Joe Biden est le 4e candidat catholique à la présidence des Etats-Unis | © Gage Skidmore/Flckr/CC BY-SA 2.0
International

Joe Biden, le plus «catholique» des candidats de l'histoire?

Joe Biden est le quatrième candidat catholique de l’histoire à la présidence des Etats-Unis. Pour ces politiciens, leur appartenance religieuse s’est exprimée de façon assez diverse. Entre volonté de revendication et nécessité de discrétion, la foi catholique a toujours été difficile à intégrer dans le champ politique américain.

«Je ne peux pas comprendre comment mon éducation catholique pourrait entrer en conflit avec la possibilité d’être un bon citoyen», affirmait Alfred Emmanuel Smith en 1927. Le gouverneur de New York fut le premier catholique à poser sa candidature à la présidence des Etats-Unis. La question qu’il se posait dans les années 1920 sur la compatibilité entre son catholicisme et sa dévotion à son pays peut sembler incongrue aujourd’hui. Mais elle ne l’était pas à son époque, remarque le journaliste Terry Golway dans le magazine jésuite America.

Al Smith, fervent catholique, avait réussi à mobiliser le vote de ses coreligionnaires, spécialement des femmes, qui venaient d’obtenir le droit de vote. Mais il dut aussi faire face à une forte fronde anti-catholique et antipapiste, également à l’intérieur de son propre parti. Pour de nombreux démocrates conservateurs, sa religiosité assumée était un repoussoir. Beaucoup de protestants s’imaginaient aussi que sa politique, s’il était élu, serait dictée par le pape.

Peur du pape

Al Smith échoua finalement en 1928 face au républicain Herbert Hoover. Bien qu’il soit impossible de dire si son orientation religieuse a été la cause de sa défaite, les candidats catholiques qui lui succéderont dans l’histoire, adopteront une approche différente.

Ce sera le cas de John Kennedy, qui, selon Patrick J. Deenen, professeur de sciences politiques à l’Université de Notre-Dame (Indiana), «a réalisé ce qui semblait impossible à beaucoup de catholiques américains: être accepté par une nation majoritairement protestante qui, dès le tout début de l’aventure américaine, s’était méfiée de ces catholiques loyaux envers Rome et croient en des principes religieux en contradiction avec le credo américain».
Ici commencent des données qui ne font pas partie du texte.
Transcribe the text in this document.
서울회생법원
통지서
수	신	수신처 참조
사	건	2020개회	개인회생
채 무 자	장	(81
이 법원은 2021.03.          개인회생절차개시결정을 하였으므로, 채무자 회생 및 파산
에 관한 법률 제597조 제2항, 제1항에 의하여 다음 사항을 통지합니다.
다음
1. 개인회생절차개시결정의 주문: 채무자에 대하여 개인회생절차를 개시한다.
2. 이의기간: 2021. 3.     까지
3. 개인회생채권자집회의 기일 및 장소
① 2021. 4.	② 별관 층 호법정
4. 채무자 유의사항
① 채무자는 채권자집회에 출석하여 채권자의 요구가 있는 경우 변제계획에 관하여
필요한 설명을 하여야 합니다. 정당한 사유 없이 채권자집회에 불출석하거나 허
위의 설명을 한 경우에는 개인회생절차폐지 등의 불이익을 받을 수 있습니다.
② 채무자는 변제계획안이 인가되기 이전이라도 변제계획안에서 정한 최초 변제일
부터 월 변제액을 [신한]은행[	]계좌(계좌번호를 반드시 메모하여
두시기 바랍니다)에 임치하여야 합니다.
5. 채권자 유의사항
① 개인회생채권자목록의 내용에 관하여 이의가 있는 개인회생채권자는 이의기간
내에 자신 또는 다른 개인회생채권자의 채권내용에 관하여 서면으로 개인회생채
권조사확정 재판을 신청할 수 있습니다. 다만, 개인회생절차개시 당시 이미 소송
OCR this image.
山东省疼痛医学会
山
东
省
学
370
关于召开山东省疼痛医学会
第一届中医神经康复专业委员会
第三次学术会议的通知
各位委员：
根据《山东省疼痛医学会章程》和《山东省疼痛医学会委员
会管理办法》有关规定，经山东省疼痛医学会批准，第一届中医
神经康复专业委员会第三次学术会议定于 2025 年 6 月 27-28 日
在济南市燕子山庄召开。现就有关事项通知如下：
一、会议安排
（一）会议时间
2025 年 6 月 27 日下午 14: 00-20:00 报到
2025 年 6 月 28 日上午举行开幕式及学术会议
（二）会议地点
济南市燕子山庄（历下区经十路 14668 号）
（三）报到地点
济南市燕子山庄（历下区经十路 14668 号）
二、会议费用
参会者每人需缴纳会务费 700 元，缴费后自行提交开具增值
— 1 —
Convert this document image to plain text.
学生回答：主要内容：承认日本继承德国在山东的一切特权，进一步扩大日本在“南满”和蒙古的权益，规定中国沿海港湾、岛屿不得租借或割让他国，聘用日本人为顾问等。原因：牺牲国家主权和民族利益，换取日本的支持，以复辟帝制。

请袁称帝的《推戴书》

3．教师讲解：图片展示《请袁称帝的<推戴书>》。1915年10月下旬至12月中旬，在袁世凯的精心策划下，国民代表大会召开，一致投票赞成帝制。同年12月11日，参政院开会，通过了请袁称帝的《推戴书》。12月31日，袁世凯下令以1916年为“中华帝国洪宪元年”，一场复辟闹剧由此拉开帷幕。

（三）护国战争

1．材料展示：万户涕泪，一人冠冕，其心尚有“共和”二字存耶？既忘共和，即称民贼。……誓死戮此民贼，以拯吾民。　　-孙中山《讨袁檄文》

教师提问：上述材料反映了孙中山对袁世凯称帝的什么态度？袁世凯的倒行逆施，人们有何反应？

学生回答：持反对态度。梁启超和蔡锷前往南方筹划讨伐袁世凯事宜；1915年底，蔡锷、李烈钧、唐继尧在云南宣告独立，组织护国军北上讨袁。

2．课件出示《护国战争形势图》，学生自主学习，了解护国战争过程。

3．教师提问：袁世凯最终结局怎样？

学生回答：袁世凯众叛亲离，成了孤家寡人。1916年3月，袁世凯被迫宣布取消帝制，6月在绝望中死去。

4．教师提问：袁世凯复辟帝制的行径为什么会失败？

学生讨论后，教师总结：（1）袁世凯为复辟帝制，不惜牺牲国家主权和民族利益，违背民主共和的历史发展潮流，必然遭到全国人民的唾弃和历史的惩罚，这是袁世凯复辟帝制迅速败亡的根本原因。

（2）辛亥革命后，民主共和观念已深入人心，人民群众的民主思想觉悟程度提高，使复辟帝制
De nos jours, Kennedy est mieux connu pour avoir ouvert la voie à l’acceptabilité du fait religieux, à laquelle se sont ralliés aujourd’hui de nombreux hommes politiques catholiques et démocrates, souligne Patrick J. Deenen. Ils soutiennent que le catholicisme est un ensemble de croyances privées qui ne devraient pas faire partie du débat politique. Pour autant, le candidat d’origine irlandaise avait invoqué, dans un autre discours, un argument aujourd’hui également adopté par de nombreux politiciens catholiques républicains. Ces derniers soulignent la totale compatibilité des principes catholiques avec les principes fondateurs de l’Amérique.

John Kennedy, seul candidat catholique a avoir été élu à la maison blanche | © Cecil Stoughton, White House/Wikipedia

Un catholicisme divisé

Le catholicisme américain actuel est, selon le politologue, divisé entre la gauche et la droite d’aujourd’hui, qui ont chacune adopté un aspect des positions de Kennedy. «La gauche cherche à isoler le catholicisme dans la sphère de la croyance privée. Tandis que souvent ses partisans se réclament de la foi catholique, ils refusent que cela puisse être pris en compte en tant que base pour gouverner. La droite cherche à rendre compatibles le catholicisme et le credo américain, sur la base d’une compréhension similaire de la dignité humaine et d’un gouvernement limité».

L’approche de John Kennedy était-elle ou non la bonne? Il reste en tout cas à ce jour le seul catholique à avoir occupé la Maison Blanche, suite à sa victoire contre Richard Nixon, en 1961.

John Kerry, le fervent réservé

Le troisième candidat catholique de l’histoire, John Kerry, qui s’est présenté en 2004, avait un positionnement assez similaire à celui du président assassiné en 1963.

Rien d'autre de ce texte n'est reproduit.